Home やや知的なこと ミニマリズム(への道)としての自己への還帰について(前篇)

ミニマリズム(への道)としての自己への還帰について(前篇)

by 清水真木

 人間を人間以外の存在者から区別するものは何か。この問題に答えることは容易ではありません。

 伝統的には、人間には理性があり、道具を用いてものを作ることができる点において他の生物とは異なると考えられてきました。人間が「ホモ・ファベル」(homo faber) と言われる所以です。しかし、20世紀以降、(「理性」は今は措くとして、)ものを作る能力については、他の動物にも認められるという主張が姿を現し、かつ、私にとっては不思議なことに*1、この主張は広い範囲で受け容れられるようになりました。

 「同じことは動物にも認められる」という文字列は、一種の呪文です。伝統的に人間に固有と見なされてきた能力や性格に対し、「同じことは動物にも認められる」という呪文を投げつけるだけで、人間の人間らしさのようなものは簡単に色褪せてしまいます。現代の人類は、「科学的」知見を総動員し、人間の固有性というものを全力で否定しようとしているように見えます*2

 現代においてこの呪文の犠牲になったのは、ものを作る能力だけではありません。言語、遊び、藝術、計算、愛などが、人間らしさの標識としての地位を脅かされつつあります。遠い将来、人間は動物と何ら異なるところはない、などという、直観にも事実にもいちじるしく反することが堂々と語られるようになる可能性はゼロではないような気がします。
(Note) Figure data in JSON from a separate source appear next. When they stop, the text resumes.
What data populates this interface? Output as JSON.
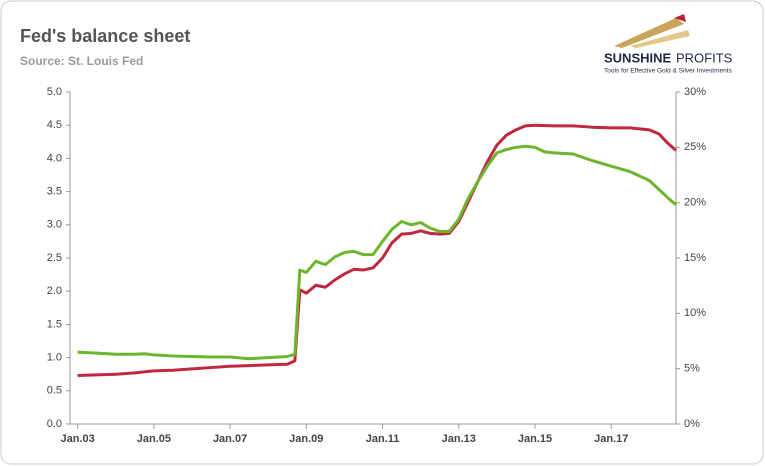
{
  "chart_data": {
    "type": "line",
    "title": "Fed's balance sheet",
    "subtitle": "Source: St. Louis Fed",
    "logo_name": "SUNSHINE",
    "logo_name_2": "PROFITS",
    "logo_tagline": "Tools for Effective Gold & Silver Investments",
    "xlim": [
      2002.8,
      2018.7
    ],
    "xticks": [
      {
        "value": 2003,
        "label": "Jan.03"
      },
      {
        "value": 2005,
        "label": "Jan.05"
      },
      {
        "value": 2007,
        "label": "Jan.07"
      },
      {
        "value": 2009,
        "label": "Jan.09"
      },
      {
        "value": 2011,
        "label": "Jan.11"
      },
      {
        "value": 2013,
        "label": "Jan.13"
      },
      {
        "value": 2015,
        "label": "Jan.15"
      },
      {
        "value": 2017,
        "label": "Jan.17"
      }
    ],
    "ylim": [
      0,
      5
    ],
    "yticks": [
      {
        "value": 0,
        "label": "0.0"
      },
      0.5,
      {
        "value": 1,
        "label": "1.0"
      },
      1.5,
      {
        "value": 2,
        "label": "2.0"
      },
      2.5,
      {
        "value": 3,
        "label": "3.0"
      },
      3.5,
      {
        "value": 4,
        "label": "4.0"
      },
      4.5,
      {
        "value": 5,
        "label": "5.0"
      }
    ],
    "y2lim": [
      0,
      30
    ],
    "y2ticks": [
      {
        "value": 0,
        "label": "0%"
      },
      {
        "value": 5,
        "label": "5%"
      },
      {
        "value": 10,
        "label": "10%"
      },
      {
        "value": 15,
        "label": "15%"
      },
      {
        "value": 20,
        "label": "20%"
      },
      {
        "value": 25,
        "label": "25%"
      },
      {
        "value": 30,
        "label": "30%"
      }
    ],
    "series": [
      {
        "color": "#c0283e",
        "x": [
          2003,
          2003.5,
          2004,
          2004.5,
          2005,
          2005.5,
          2006,
          2006.5,
          2007,
          2007.5,
          2008,
          2008.5,
          2008.7,
          2008.83,
          2009,
          2009.25,
          2009.5,
          2009.75,
          2010,
          2010.25,
          2010.5,
          2010.75,
          2011,
          2011.25,
          2011.5,
          2011.75,
          2012,
          2012.25,
          2012.5,
          2012.75,
          2013,
          2013.25,
          2013.5,
          2013.75,
          2014,
          2014.25,
          2014.5,
          2014.75,
          2015,
          2015.5,
          2016,
          2016.5,
          2017,
          2017.5,
          2018,
          2018.25,
          2018.5,
          2018.7
        ],
        "values": [
          0.73,
          0.74,
          0.75,
          0.77,
          0.8,
          0.81,
          0.83,
          0.85,
          0.87,
          0.88,
          0.89,
          0.9,
          0.95,
          2.02,
          1.97,
          2.09,
          2.06,
          2.17,
          2.26,
          2.33,
          2.32,
          2.35,
          2.5,
          2.73,
          2.86,
          2.87,
          2.91,
          2.87,
          2.86,
          2.87,
          3.05,
          3.35,
          3.65,
          3.95,
          4.2,
          4.35,
          4.43,
          4.49,
          4.5,
          4.49,
          4.49,
          4.47,
          4.46,
          4.46,
          4.43,
          4.37,
          4.22,
          4.12
        ]
      },
      {
        "color": "#6cb52d",
        "axis": "y2",
        "x": [
          2003,
          2003.5,
          2004,
          2004.5,
          2004.75,
          2005,
          2005.5,
          2006,
          2006.5,
          2007,
          2007.5,
          2008,
          2008.5,
          2008.7,
          2008.83,
          2009,
          2009.25,
          2009.5,
          2009.75,
          2010,
          2010.25,
          2010.5,
          2010.75,
          2011,
          2011.25,
          2011.5,
          2011.75,
          2012,
          2012.25,
          2012.5,
          2012.75,
          2013,
          2013.25,
          2013.5,
          2013.75,
          2014,
          2014.25,
          2014.5,
          2014.75,
          2015,
          2015.25,
          2015.5,
          2016,
          2016.5,
          2017,
          2017.5,
          2018,
          2018.25,
          2018.5,
          2018.7
        ],
        "values": [
          6.5,
          6.4,
          6.3,
          6.3,
          6.35,
          6.25,
          6.15,
          6.1,
          6.05,
          6.05,
          5.9,
          6.0,
          6.1,
          6.3,
          13.9,
          13.7,
          14.7,
          14.4,
          15.1,
          15.5,
          15.6,
          15.3,
          15.3,
          16.5,
          17.6,
          18.3,
          18.0,
          18.2,
          17.7,
          17.4,
          17.4,
          18.5,
          20.4,
          21.9,
          23.3,
          24.5,
          24.8,
          25.0,
          25.1,
          25.0,
          24.6,
          24.5,
          24.4,
          23.8,
          23.3,
          22.8,
          22.0,
          21.2,
          20.4,
          19.8
        ]
      }
    ]
  }
}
 ところで、これもまた、いずれは上記の呪文の犠牲になる可能性がありますが、今のところ、人間には、他の存在者には見出すことができないものが少なくとも1つ認められます。すなわち、人間には、自分自身のあり方について考える能力が具わっており、かつ、この能力は、他の動物には認めることができないと一般に考えられています*3

 すでにソクラテスを主人公とする初期プラトンの対話篇には、人間に具わる「自分自身のあり方を問う能力」の意義を強調する記述が散見します。(だから、「よく生きる」ことは人間にのみ許されているのです。)このような人間理解は、アリストテレス、プロティノス、アウグスティヌス、スピノザ、ライプニッツ、ヘーゲルなどを経てハイデガーまで、哲学の歴史に繰り返し姿を現す重要な洞察であると言うことができます。(後篇に続く)
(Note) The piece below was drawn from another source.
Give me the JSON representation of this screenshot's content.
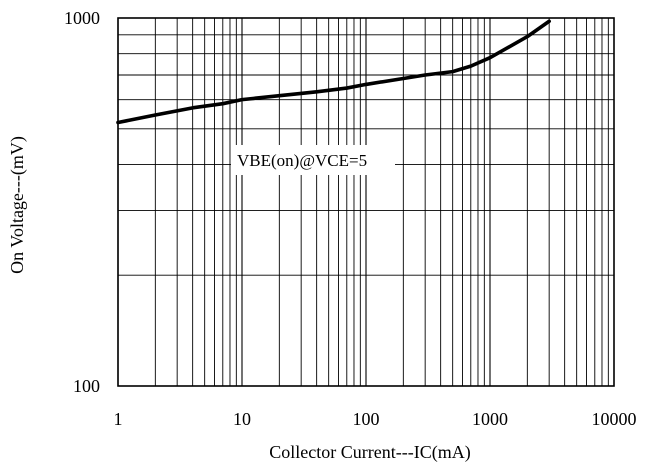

*1:「人間と同じように道具を使ってものを作る動物がいる」という主張が私にとって受け容れがたいのは、人間が何かを作るのと同じ意味において動物が何かを作るようには思われないからです。たしかに、動物もまた、自然物を特定の手順で変形し加工し、自然にはないものを産み出します。しかし、私が知るかぎりでは、この操作は、言葉の本来の意味における「製作」(ポイエーシス)と見なすことはできません。同じことは、AIを搭載したロボットが産み出すものについても言うことができます。

*2:現代でもなお、アメリカでは、生物の進化の事実を認めない創造論者が教育に強い影響を与えています。創造論は、それ自体としては、科学的な根拠を持たない単なる憶測にすぎませんが、それでも、科学の発展が人間から人間らしさを剥奪しているように見えることに対する苛立ちとして理解することができないわけではありません。

*3:狂信的な愛犬家のあいだでは、事情は違うかも知れません。